A visita a museus no passado revela que as práticas culturais dos inquiridos combinaram uma dimensão formal, associada à escola, com uma dimensão social e de lazer, implícita nos encontros potenciados pelos amigos e pelos pais. A participação na programação dos museus foi concretizada predominantemente através das visitas guiadas, seguida das atividades multimédia e em ateliês de vários tipos (FRÓIS E SILVA, 2016, p. 16). A diretora da Casa da Memória também comentou que essa relação de hábitos culturais, no que se refere ao patrimônio que seria sua especialidade e ao local em que atua, ainda é difícil de mapear e, consequentemente, de construir ações que poderiam alterar esses hábitos. Ela cita como exemplo a frequência de um dos monumentos mais antigos de Guimarães, o castelo, que recebe anualmente milhares de visitantes, sendo que muitos dos próprios habitantes da cidade nunca o visitaram.

há meninos e famílias que nunca vieram ao castelo de Guimarães, mesmo ele tendo setecentos mil, ou por aí, de visitantes ao final de cada ano. O que é que se passa? É muito difícil de perceber qual é, qual é, realmente, a importância da existência dos monumentos (Catarina Pereira, diretora, Apêndice P).

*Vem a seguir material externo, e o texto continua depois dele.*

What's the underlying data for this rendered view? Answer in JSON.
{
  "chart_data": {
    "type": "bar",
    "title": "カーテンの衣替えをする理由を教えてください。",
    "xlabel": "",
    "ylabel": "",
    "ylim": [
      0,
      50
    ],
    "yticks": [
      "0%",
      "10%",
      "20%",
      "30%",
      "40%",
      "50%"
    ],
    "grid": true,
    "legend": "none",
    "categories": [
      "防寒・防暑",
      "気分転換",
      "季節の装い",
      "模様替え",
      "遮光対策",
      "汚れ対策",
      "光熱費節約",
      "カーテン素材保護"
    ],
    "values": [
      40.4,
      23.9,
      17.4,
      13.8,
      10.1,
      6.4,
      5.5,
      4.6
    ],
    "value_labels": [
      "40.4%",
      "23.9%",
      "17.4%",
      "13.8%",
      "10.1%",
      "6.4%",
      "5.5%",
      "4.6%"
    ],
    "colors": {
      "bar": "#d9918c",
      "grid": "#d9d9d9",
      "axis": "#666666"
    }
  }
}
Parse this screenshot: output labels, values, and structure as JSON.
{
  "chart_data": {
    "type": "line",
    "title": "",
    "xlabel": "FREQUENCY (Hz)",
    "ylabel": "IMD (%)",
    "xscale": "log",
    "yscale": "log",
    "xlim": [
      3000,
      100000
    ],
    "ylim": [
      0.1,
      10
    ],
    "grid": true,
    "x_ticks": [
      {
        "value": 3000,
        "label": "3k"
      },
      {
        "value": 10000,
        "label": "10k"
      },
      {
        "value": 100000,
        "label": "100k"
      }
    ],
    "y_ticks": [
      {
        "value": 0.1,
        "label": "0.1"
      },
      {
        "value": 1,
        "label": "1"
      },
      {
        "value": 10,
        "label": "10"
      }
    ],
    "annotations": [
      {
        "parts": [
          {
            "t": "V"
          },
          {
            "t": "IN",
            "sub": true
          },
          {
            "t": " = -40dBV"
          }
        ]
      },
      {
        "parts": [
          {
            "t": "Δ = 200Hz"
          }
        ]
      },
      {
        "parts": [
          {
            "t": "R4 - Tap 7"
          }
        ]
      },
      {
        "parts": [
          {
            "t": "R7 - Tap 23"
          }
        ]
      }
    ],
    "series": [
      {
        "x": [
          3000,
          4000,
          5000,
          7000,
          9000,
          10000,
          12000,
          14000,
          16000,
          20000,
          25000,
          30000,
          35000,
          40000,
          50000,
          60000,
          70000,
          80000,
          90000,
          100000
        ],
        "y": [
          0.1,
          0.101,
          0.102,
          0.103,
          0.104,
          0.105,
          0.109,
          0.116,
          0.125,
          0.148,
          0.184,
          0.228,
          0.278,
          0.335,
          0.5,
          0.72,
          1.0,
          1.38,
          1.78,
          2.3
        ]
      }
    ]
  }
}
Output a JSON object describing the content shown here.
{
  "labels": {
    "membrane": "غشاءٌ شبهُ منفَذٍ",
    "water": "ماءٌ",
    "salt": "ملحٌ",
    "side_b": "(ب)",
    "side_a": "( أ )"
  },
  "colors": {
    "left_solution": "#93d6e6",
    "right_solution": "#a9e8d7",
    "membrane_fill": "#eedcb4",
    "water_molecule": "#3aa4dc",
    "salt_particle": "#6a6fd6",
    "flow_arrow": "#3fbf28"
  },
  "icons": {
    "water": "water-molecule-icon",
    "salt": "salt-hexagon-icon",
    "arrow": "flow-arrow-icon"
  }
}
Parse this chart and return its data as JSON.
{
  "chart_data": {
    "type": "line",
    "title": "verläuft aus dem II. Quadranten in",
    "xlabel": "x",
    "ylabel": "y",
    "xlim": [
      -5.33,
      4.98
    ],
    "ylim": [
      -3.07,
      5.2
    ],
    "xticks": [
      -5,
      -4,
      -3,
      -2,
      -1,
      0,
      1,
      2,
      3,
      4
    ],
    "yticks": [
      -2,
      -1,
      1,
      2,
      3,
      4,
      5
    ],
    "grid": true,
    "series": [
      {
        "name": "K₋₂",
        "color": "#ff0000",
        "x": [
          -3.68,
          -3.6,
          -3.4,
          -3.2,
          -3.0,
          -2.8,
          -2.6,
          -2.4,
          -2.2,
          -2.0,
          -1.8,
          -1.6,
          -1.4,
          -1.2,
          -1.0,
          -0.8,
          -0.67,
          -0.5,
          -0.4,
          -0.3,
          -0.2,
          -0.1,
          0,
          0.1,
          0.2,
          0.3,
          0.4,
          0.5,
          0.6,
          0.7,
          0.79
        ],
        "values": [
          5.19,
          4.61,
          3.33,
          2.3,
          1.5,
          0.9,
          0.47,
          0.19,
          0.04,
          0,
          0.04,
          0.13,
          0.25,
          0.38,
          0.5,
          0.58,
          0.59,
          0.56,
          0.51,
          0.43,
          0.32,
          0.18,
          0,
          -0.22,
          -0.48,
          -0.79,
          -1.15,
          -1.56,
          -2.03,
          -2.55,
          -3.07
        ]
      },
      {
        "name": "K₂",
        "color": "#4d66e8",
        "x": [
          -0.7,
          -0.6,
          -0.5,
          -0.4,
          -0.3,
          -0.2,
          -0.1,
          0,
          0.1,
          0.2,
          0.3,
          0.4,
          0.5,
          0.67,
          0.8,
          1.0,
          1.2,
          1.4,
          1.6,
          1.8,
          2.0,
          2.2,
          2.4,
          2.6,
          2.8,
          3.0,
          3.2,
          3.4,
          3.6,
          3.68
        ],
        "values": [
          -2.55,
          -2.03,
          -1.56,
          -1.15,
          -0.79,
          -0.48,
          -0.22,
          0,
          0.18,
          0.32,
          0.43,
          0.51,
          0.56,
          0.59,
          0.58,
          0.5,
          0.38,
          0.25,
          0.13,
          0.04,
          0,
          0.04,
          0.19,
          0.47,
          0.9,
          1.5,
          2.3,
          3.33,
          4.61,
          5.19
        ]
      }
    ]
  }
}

Por isso, caberia a realização de uma pesquisa mais ampla, a ser realizada após várias edições do projeto, para saber como a ida ao museu e a participação em projetos dessa

natureza efetivamente influenciam em hábitos culturais relacionados ao museu, e se, além dos números que os grupos escolares inflam em planilhas do museu, que parte realmente seria equivalente a visitantes recorrentes, influenciados pelo capital cultural adquirido a partir de ações entre escolas e museus.